Bezeugendes Zeigen. Zur testimonialen Struktur des Bildes

Das Projekt verdankt sich der grundlegenden Intuition, dass Sinn nicht primär von uns, sondern durch andere(s) gestiftet wird. Was im Kontext aktueller Gesellschafts- und Wissenschaftstheorien als Konsens gilt, war indes im Rahmen einer vorherrschenden geistesgeschichtlichen Tradition nicht immer selbstverständlich: als authentisch gilt lediglich Wissen aus erster Hand. Die leitende Hypothese des Projekts ist dagegen, dass Bilder als Medien von Wissen in privilegiertem Maße dann zum Einsatz kommen, wenn Erkenntnis aus Eigenkraft an ihre Grenzen stößt. Eben dort, wo die Dinge weder durch reines Denken noch durch sinnliche Wahrnehmung gegeben sind, bedarf es einer stellvertretenden Vermittlung. Diesen Einsatzort teilen sich Bilder mit Zeugen: Zeugen werden da in den Zeugenstand gerufen, wo in einem Verfahren etwas in Erfahrung gebracht werden soll, was weder durch Deduktion noch durch eigene Anschauung zugänglich ist.

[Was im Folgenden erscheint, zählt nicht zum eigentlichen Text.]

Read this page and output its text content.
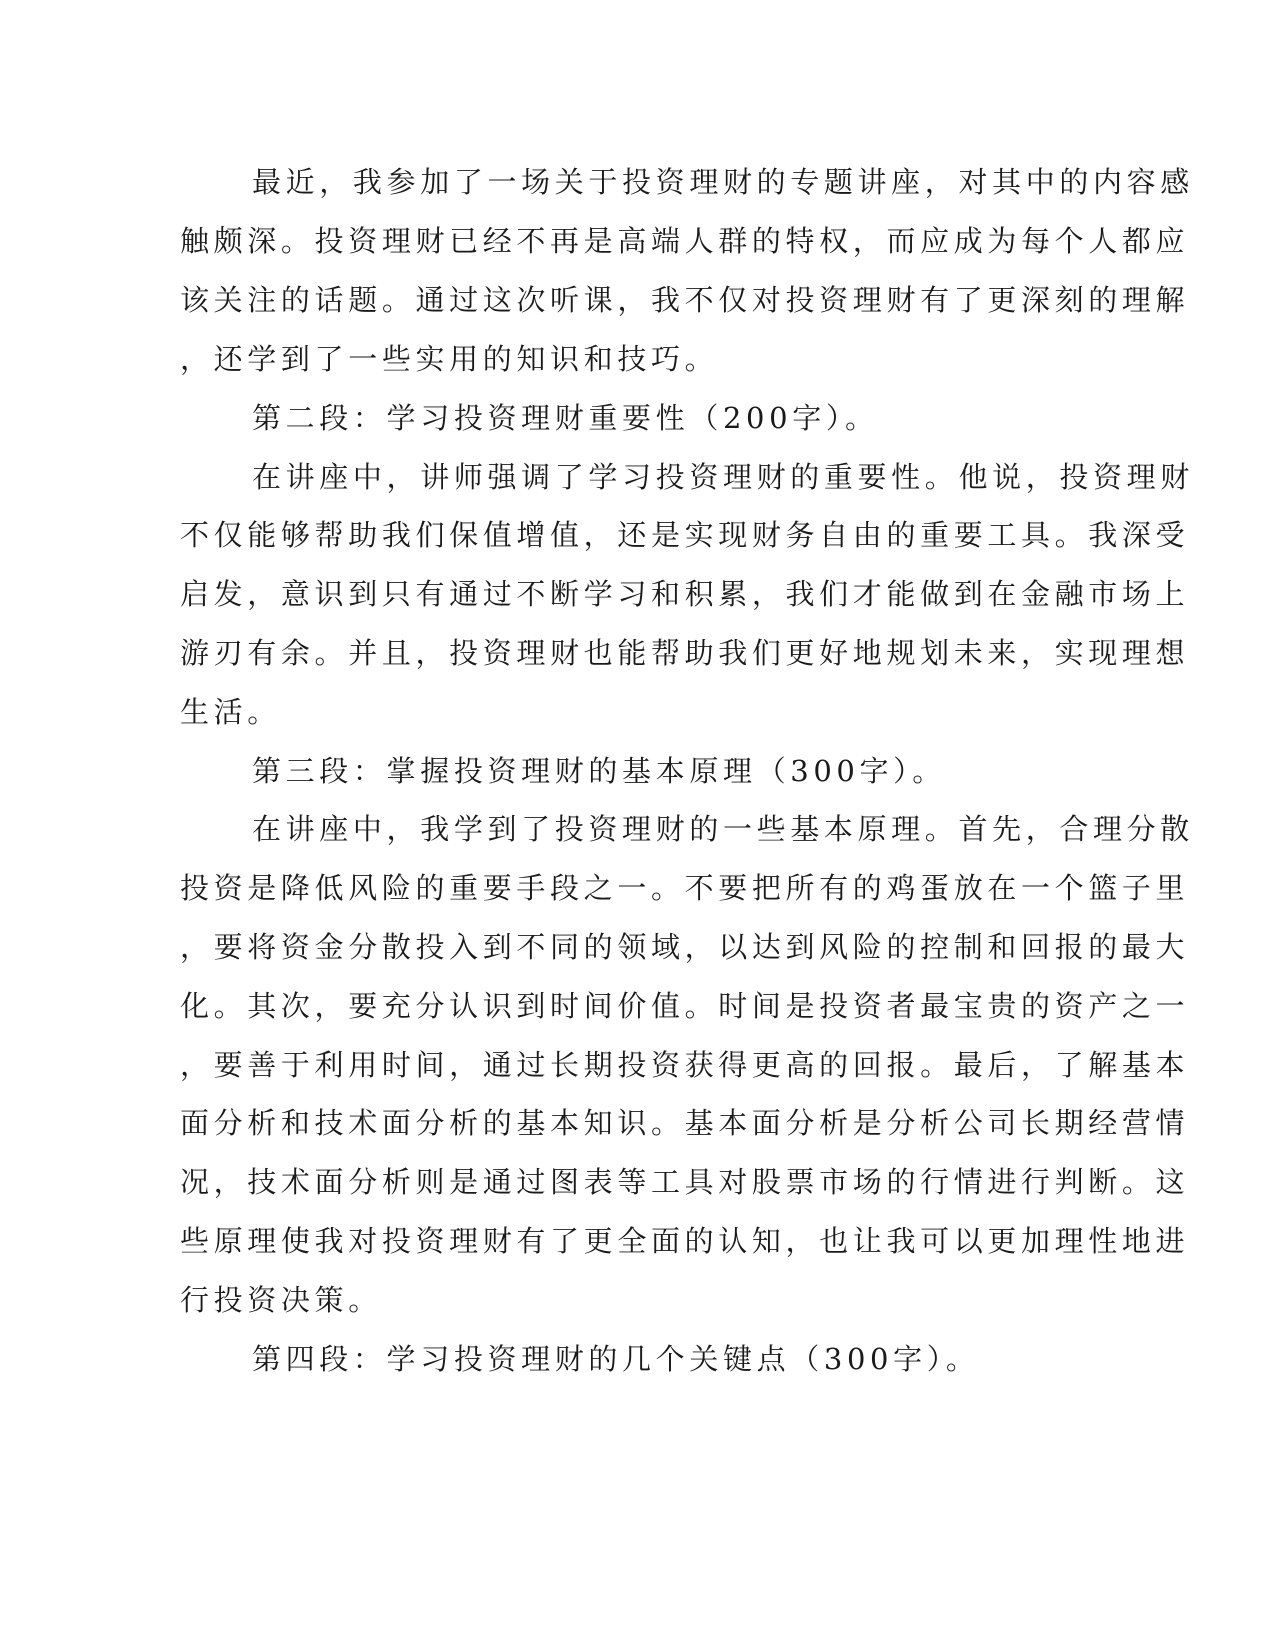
最近，我参加了一场关于投资理财的专题讲座，对其中的内容感

触颇深。投资理财已经不再是高端人群的特权，而应成为每个人都应

该关注的话题。通过这次听课，我不仅对投资理财有了更深刻的理解

，还学到了一些实用的知识和技巧。

第二段：学习投资理财重要性（200字）。

在讲座中，讲师强调了学习投资理财的重要性。他说，投资理财

不仅能够帮助我们保值增值，还是实现财务自由的重要工具。我深受

启发，意识到只有通过不断学习和积累，我们才能做到在金融市场上

游刃有余。并且，投资理财也能帮助我们更好地规划未来，实现理想

生活。

第三段：掌握投资理财的基本原理（300字）。

在讲座中，我学到了投资理财的一些基本原理。首先，合理分散

投资是降低风险的重要手段之一。不要把所有的鸡蛋放在一个篮子里

，要将资金分散投入到不同的领域，以达到风险的控制和回报的最大

化。其次，要充分认识到时间价值。时间是投资者最宝贵的资产之一

，要善于利用时间，通过长期投资获得更高的回报。最后，了解基本

面分析和技术面分析的基本知识。基本面分析是分析公司长期经营情

况，技术面分析则是通过图表等工具对股票市场的行情进行判断。这

些原理使我对投资理财有了更全面的认知，也让我可以更加理性地进

行投资决策。

第四段：学习投资理财的几个关键点（300字）。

Vorliegendes Projekt fragt danach, was es heißt, Bildlichkeit nicht mehr am Leitfaden der Repräsentation, sondern am Leitfaden des Testimonialen zu denken. Die testimoniale Dimension impliziert, dass der Zeuge zugleich stets in eigenem Namen spricht, nicht aber über sich, sondern um gleichsam über sich hinaus auf anderes zu verweisen. Ihre Glaubwürdigkeit belegen Zeugen dadurch, dass sie mit ihrer eigenen Körperlichkeit einstehen, sie bezeugen vielmehr an sich selbst, warum sie auf anderes zu zeigen legitimiert sind. Bildliche Legitimität nach dem Modell der Zeugenschaft zu denken heißt dann auch, ihre Episteme als stets prekäre zu akzeptieren. Bilder wären dann weder bloß heteronome Spuren bzw. Engramme, noch wären sie aus einer arbiträren Setzung hervorgegangene Artefakte, sondern stellen bestimmte (nämlich testimoniale) Artikulationen dar, die abwesende Sachverhalte je singulär - und damit notwendig partiell - zum Ausdruck bringen.